Anyway, as I was wandering thru Home Depot on an unrelated excursion, I passed the MinWax stain display and decided to pick up some things to test. They have some pens that hold stain – expensive for amount, but ease of application may count here. I bought an ebony and a red mahogany used them on the earlier floor samples with url. They worked pretty well. The text was too small to get the pen into but running it across the surface got enough into the etched portion, and the rest wiped off very easily. I think the black ebony stands out a bit better. Not sure about the red on bamboo.
I also picked up a couple small cans of the regular Minwax stain. I got a regular stain/sealer in ebony and a PolyShades in Red Mahogany. I picked up some small artist brushes – not much selection at Home Depot! These worked pretty well, although some still got on the top surface. This time it didnt wipe off as easily, but a little mineral spirits on a cloth and it looks pretty clean. The polyshades should dry with a satin finish. Alas it seems I got some dust in it from somewhere – probably hay dust, given the four bales of alfalfa sitting less than 10 feet away. I gotta build a real workshop – and a horse shelter.

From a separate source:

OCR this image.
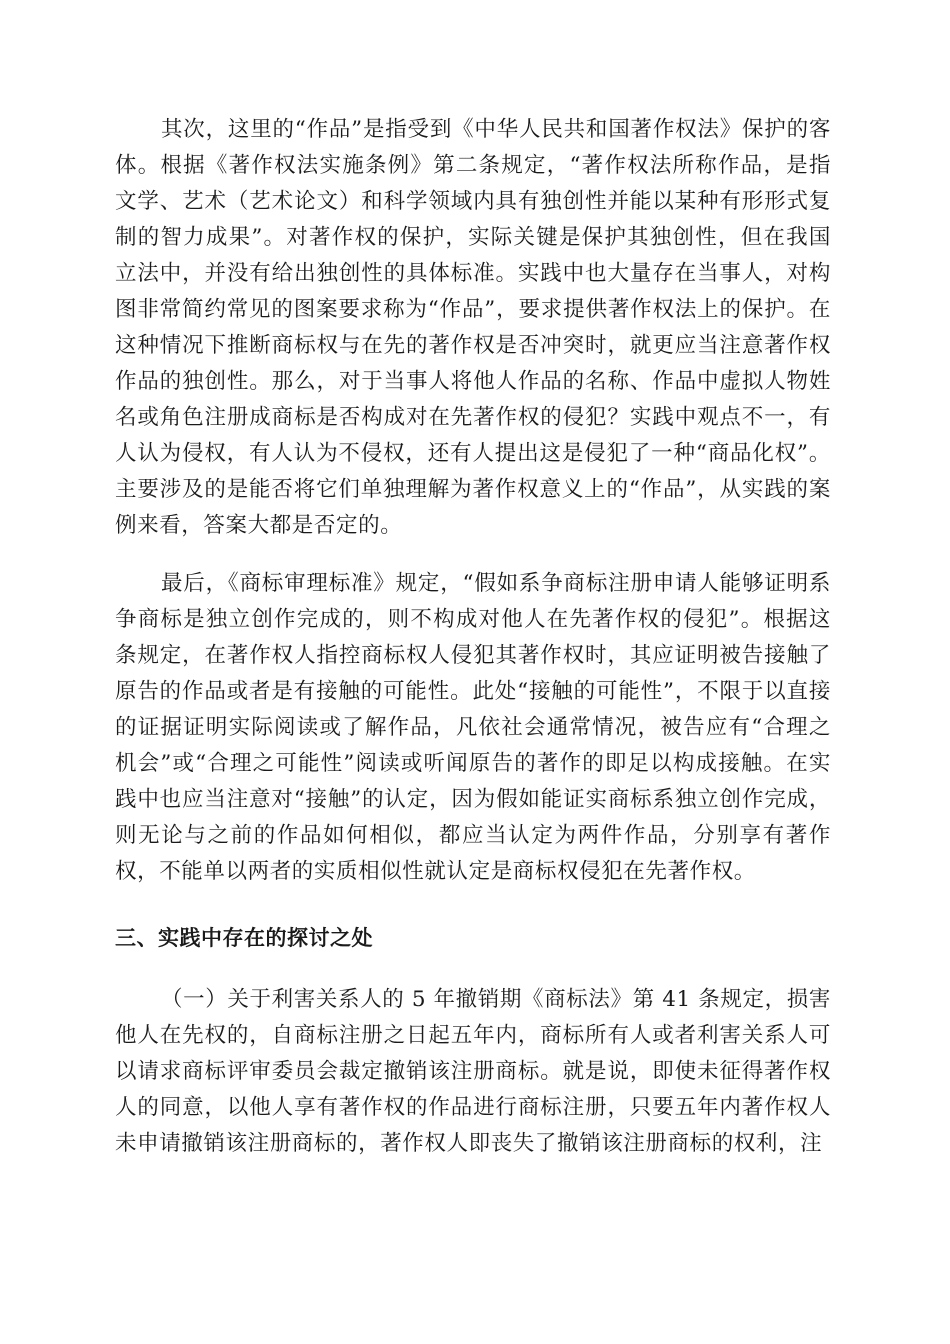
其次，这里的“作品”是指受到《中华人民共和国著作权法》保护的客体。根据《著作权法实施条例》第二条规定，“著作权法所称作品，是指文学、艺术（艺术论文）和科学领域内具有独创性并能以某种有形形式复制的智力成果”。对著作权的保护，实际关键是保护其独创性，但在我国立法中，并没有给出独创性的具体标准。实践中也大量存在当事人，对构图非常简约常见的图案要求称为“作品”，要求提供著作权法上的保护。在这种情况下推断商标权与在先的著作权是否冲突时，就更应当注意著作权作品的独创性。那么，对于当事人将他人作品的名称、作品中虚拟人物姓名或角色注册成商标是否构成对在先著作权的侵犯？实践中观点不一，有人认为侵权，有人认为不侵权，还有人提出这是侵犯了一种“商品化权”。主要涉及的是能否将它们单独理解为著作权意义上的“作品”，从实践的案例来看，答案大都是否定的。

最后，《商标审理标准》规定，“假如系争商标注册申请人能够证明系争商标是独立创作完成的，则不构成对他人在先著作权的侵犯”。根据这条规定，在著作权人指控商标权人侵犯其著作权时，其应证明被告接触了原告的作品或者是有接触的可能性。此处“接触的可能性”，不限于以直接的证据证明实际阅读或了解作品，凡依社会通常情况，被告应有“合理之机会”或“合理之可能性”阅读或听闻原告的著作的即足以构成接触。在实践中也应当注意对“接触”的认定，因为假如能证实商标系独立创作完成，则无论与之前的作品如何相似，都应当认定为两件作品，分别享有著作权，不能单以两者的实质相似性就认定是商标权侵犯在先著作权。

三、实践中存在的探讨之处

（一）关于利害关系人的 5 年撤销期《商标法》第 41 条规定，损害他人在先权的，自商标注册之日起五年内，商标所有人或者利害关系人可以请求商标评审委员会裁定撤销该注册商标。就是说，即使未征得著作权人的同意，以他人享有著作权的作品进行商标注册，只要五年内著作权人未申请撤销该注册商标的，著作权人即丧失了撤销该注册商标的权利，注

Next up I scanned the Wisteria Lane logo from a brochure they gave me. Thats the place from which I purchased my bamboo floor. They gave me a bunch of samples of different types of wood. This time Corel was not so forgiving with its outline creation. It came out ok but its got the jaggies – not pixel aliasing, but weird bumpy curves. I burned it and the turtle into a sample of solid darker wood, and then used the red mahogany polyshade stain on it. Both of them came out looking pretty good – however I would rather have line art for starting point with the logo, especially if we want to make it any bigger.
Then I scanned some artwork from a flyer from the Boo Boo Zoo (aka East Maui Animal Rescue). It converted pretty well with Corel, except it had a lot of white islands making up details. The laser uses gray scale to determine power/cutting depth. Earlier experiments showed that sometimes ‘white’ is not the same as Dont Etch. So I spent a bit of time removing the white objects. I burned the image into a piece of white pine we had lying around. It used to be a cutting board until my wife put it through the dish washer. Do not put wood things in dishwasher – i keep telling her. Now she has an example of why. The result looks pretty good, even before I try to remove the scorch marks.

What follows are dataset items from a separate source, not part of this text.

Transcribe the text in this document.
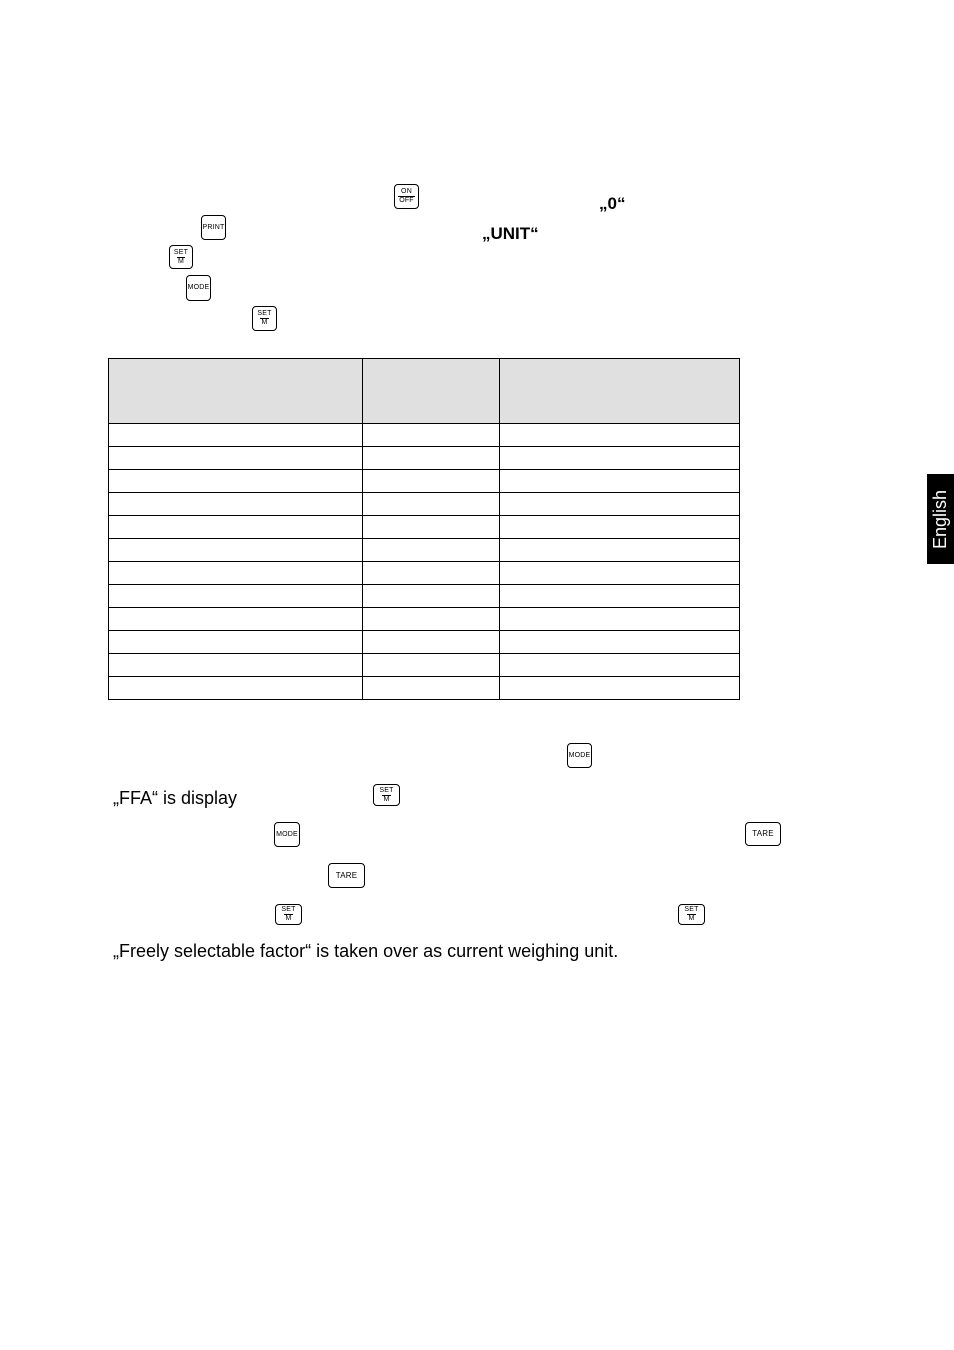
ON
OFF	„0“
PRINT	„UNIT“
SET
M
MODE
SET
M

MODE
„FFA“ is display	SET
M
MODE	TARE
TARE
SET
M
SET
M
„Freely selectable factor“ is taken over as current weighing unit.
English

Last up is a test with the turtle on some of that cutting board pine. I had to use two pieces of the board as the turtle is about 5 inches tall. The upper piece was cleaned with a wet cloth and still shows some scorch/resin stains. Dennis took some light sand paper to the lower piece and it removed all the marks very nicely.
Thats about it for this round. I only have another two days on island so I wont get around to finishing off the stairs this trip. I need to figure out the alignment on those too. The wood is already cut so I’d rather not make mistakes. I also need to get some magnets so I can fool the door interlocks to operate the laser with larger pieces sticking out the front.